The specific thing that sours me on the whole run is this: Spider-Man’s hatred of Itsy Bitsy is not earned. Why does Peter suddenly want to kill her instead of stopping her? And in principle, sure, the road there is understandable and possible. Peter has wanted to kill before and it’s been done well, such as in Kelly’s own Grim Hunt. But the moments that would build a similar premise aren’t on the page. Usually with a Spider-Man villain crossing that line, you get the scene where Peter fails to save someone, and the villain kills that person, and we see the impossible weight settle on his shoulders. Those scenes are missing here. I understand we are supposed to see that Peter’s time in Hell affected him, and issues 8-9 do a good job of showing that. However, it goes off the rails after that. When the story arrives at “Spider-Man needs to kill Itsy Bitsy” in the Superior suit (I love myself a Superior Spider-Man reference), I don’t buy it. And because that’s the crux of the run, the run falls flat in the second half.
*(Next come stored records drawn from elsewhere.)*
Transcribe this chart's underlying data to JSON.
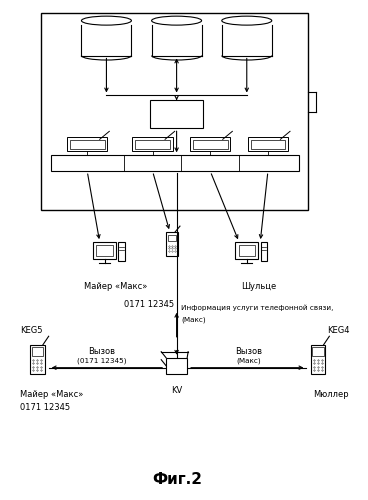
{
  "title": "Фиг.2",
  "bg_color": "#ffffff",
  "fig_width": 3.68,
  "fig_height": 5.0,
  "dpi": 100,
  "labels": {
    "maier_maks": "Майер «Макс»",
    "shultse": "Шульце",
    "keg5": "KEG5",
    "keg4": "KEG4",
    "kv": "KV",
    "myuller": "Мюллер",
    "maier_maks2": "Майер «Макс»",
    "phone_num1": "0171 12345",
    "phone_num2": "0171 12345",
    "phone_info": "Информация услуги телефонной связи,",
    "maks_paren": "(Макс)",
    "vyzov1": "Вызов",
    "vyzov1b": "(0171 12345)",
    "vyzov2": "Вызов",
    "vyzov2b": "(Макс)"
  }
}
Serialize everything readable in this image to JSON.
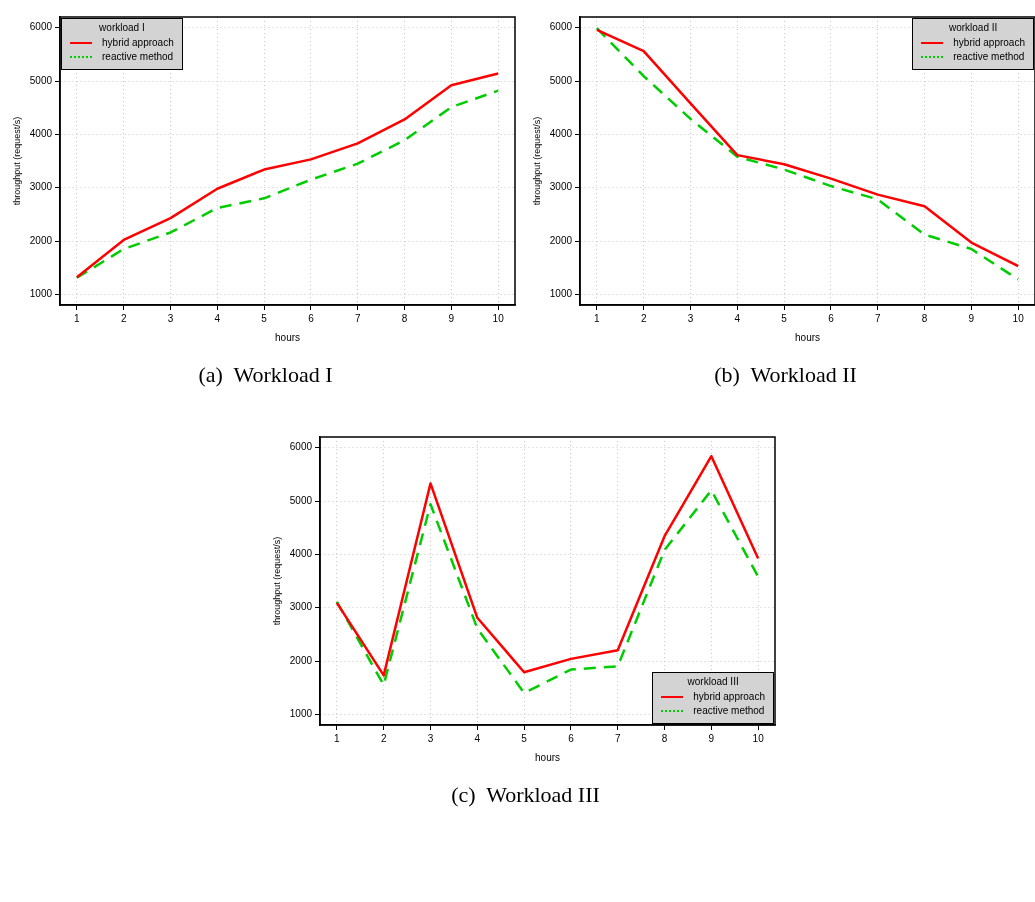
{
  "chart_data": [
    {
      "type": "line",
      "xlabel": "hours",
      "ylabel": "throughput (request/s)",
      "legend_title": "workload I",
      "legend": "top left",
      "grid": true,
      "marker": "none",
      "annotations": [
        "(a)  Workload I"
      ],
      "x": [
        1,
        2,
        3,
        4,
        5,
        6,
        7,
        8,
        9,
        10
      ],
      "xlim": [
        0.64,
        10.36
      ],
      "xticks": [
        1,
        2,
        3,
        4,
        5,
        6,
        7,
        8,
        9,
        10
      ],
      "ylim": [
        800,
        6200
      ],
      "yticks": [
        1000,
        2000,
        3000,
        4000,
        5000,
        6000
      ],
      "series": [
        {
          "name": "hybrid approach",
          "color": "#ff0000",
          "line_style": "solid",
          "values": [
            1320,
            2020,
            2430,
            2980,
            3340,
            3530,
            3830,
            4280,
            4920,
            5140
          ]
        },
        {
          "name": "reactive method",
          "color": "#00cc00",
          "line_style": "dashed",
          "values": [
            1310,
            1850,
            2160,
            2620,
            2800,
            3150,
            3450,
            3890,
            4510,
            4820
          ]
        }
      ]
    },
    {
      "type": "line",
      "xlabel": "hours",
      "ylabel": "throughput (request/s)",
      "legend_title": "workload II",
      "legend": "top right",
      "grid": true,
      "marker": "none",
      "annotations": [
        "(b)  Workload II"
      ],
      "x": [
        1,
        2,
        3,
        4,
        5,
        6,
        7,
        8,
        9,
        10
      ],
      "xlim": [
        0.64,
        10.36
      ],
      "xticks": [
        1,
        2,
        3,
        4,
        5,
        6,
        7,
        8,
        9,
        10
      ],
      "ylim": [
        800,
        6200
      ],
      "yticks": [
        1000,
        2000,
        3000,
        4000,
        5000,
        6000
      ],
      "series": [
        {
          "name": "hybrid approach",
          "color": "#ff0000",
          "line_style": "solid",
          "values": [
            5960,
            5560,
            4580,
            3610,
            3440,
            3170,
            2870,
            2650,
            1970,
            1530
          ]
        },
        {
          "name": "reactive method",
          "color": "#00cc00",
          "line_style": "dashed",
          "values": [
            5990,
            5090,
            4290,
            3580,
            3340,
            3030,
            2780,
            2120,
            1850,
            1280
          ]
        }
      ]
    },
    {
      "type": "line",
      "xlabel": "hours",
      "ylabel": "throughput (request/s)",
      "legend_title": "workload III",
      "legend": "bottom right",
      "grid": true,
      "marker": "none",
      "annotations": [
        "(c)  Workload III"
      ],
      "x": [
        1,
        2,
        3,
        4,
        5,
        6,
        7,
        8,
        9,
        10
      ],
      "xlim": [
        0.64,
        10.36
      ],
      "xticks": [
        1,
        2,
        3,
        4,
        5,
        6,
        7,
        8,
        9,
        10
      ],
      "ylim": [
        800,
        6200
      ],
      "yticks": [
        1000,
        2000,
        3000,
        4000,
        5000,
        6000
      ],
      "series": [
        {
          "name": "hybrid approach",
          "color": "#ff0000",
          "line_style": "solid",
          "values": [
            3090,
            1730,
            5330,
            2810,
            1790,
            2040,
            2200,
            4340,
            5840,
            3920
          ]
        },
        {
          "name": "reactive method",
          "color": "#00cc00",
          "line_style": "dashed",
          "values": [
            3110,
            1550,
            4940,
            2610,
            1400,
            1840,
            1900,
            4080,
            5200,
            3580
          ]
        }
      ]
    }
  ]
}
Since we are talking about Nick Spencer’s Amazing Spider-Man, which also has an ending arc problem, I need to state: Spencer’s run is still worth reading and Spider-Man/Deadpool mostly isn’t: Spencer cashes his checks along the way. We get many good character beats, self-contained story arcs and single issues before the Sinister War and ending messes. The first ~60 issues of Spencer’s run are good. The last 10 or so fall apart for a different reason: the pacing is rushed and the Kindred reveals are unnecessarily convoluted, and that soured me on the run overall. But I’d still recommend it. I can’t recommend this one.
The verdict
If you’re a Marvel Unlimited reader (or have a library that has these trades) and like these characters, sure, read it. But there are much better Spider-Man comics to read, and there are much better Joe Kelly Spider-Man stories to read instead. Which is the actual reason I’m doing this read-through. I love Joe Kelly. His Brand New Day work on Amazing Spider-Man (Extra, Rage of the Rhino, Grim Hunt!!!!) is great. Spider-Man/Deadpool isn’t. This one, for me, will be a swing and a miss.